Open bd82 opened 7 years ago
Should possibly be limited to "virtual" Tokens like Indents/outdent So the Lexer will continue handling all the position information.
*poke*
This would be lovely to have. Doing some semantic indentation parsing and haven't a clue as to where to start. Looked up if Python had been implemented as a parser and found this.
Hello @Qix- .
There is an example for dealing with Python like indentation here It is not the prettiest but it works...
This issue is more about cosmetic API changes that would make that example prettier and potentially support more scenarios so it is unfortunately not a high priority.

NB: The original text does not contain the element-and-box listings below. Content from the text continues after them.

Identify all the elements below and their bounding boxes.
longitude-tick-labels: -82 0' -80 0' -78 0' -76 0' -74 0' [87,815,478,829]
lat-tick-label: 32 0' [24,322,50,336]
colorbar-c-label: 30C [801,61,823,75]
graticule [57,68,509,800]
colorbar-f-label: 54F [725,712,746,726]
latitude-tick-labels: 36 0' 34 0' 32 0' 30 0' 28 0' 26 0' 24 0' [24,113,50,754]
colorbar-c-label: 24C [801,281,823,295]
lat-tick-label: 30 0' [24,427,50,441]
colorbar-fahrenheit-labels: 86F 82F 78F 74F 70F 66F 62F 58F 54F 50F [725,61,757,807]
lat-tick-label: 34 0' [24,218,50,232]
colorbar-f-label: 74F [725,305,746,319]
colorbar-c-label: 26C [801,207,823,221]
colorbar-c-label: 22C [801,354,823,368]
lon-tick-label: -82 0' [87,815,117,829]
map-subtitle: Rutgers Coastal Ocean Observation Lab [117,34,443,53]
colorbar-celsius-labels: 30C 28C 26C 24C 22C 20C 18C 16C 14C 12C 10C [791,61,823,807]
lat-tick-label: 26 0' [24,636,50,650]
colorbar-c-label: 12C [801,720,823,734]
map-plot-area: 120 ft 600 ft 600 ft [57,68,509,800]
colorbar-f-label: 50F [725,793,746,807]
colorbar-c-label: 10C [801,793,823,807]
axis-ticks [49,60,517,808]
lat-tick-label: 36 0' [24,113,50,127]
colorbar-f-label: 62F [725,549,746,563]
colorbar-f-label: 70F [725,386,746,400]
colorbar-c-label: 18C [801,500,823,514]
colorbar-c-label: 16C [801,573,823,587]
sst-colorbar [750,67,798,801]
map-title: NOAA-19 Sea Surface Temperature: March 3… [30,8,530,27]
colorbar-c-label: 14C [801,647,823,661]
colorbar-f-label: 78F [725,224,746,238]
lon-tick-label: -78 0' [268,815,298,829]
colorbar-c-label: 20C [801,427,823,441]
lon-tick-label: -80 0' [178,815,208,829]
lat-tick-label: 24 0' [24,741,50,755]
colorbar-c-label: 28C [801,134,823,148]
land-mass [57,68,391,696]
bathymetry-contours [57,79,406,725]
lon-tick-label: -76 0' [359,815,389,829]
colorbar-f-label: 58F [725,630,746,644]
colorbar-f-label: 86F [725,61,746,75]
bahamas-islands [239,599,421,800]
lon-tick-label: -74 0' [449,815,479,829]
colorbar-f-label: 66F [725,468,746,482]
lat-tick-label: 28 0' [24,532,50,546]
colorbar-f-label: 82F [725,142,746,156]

I'm currently more focused on POCing a scannerless ECMAScript parser and then investigating it's performance versus leading ECMAScript hand built parsers such as Acorn/Esprima. and in the longer term supporting Parser Generator/Combinator type APIs
Another alternative is to use a none Chevrotain lexer (hand built / generated). By creating Chevrotain Tokens or converting to Chevrotain Tokens.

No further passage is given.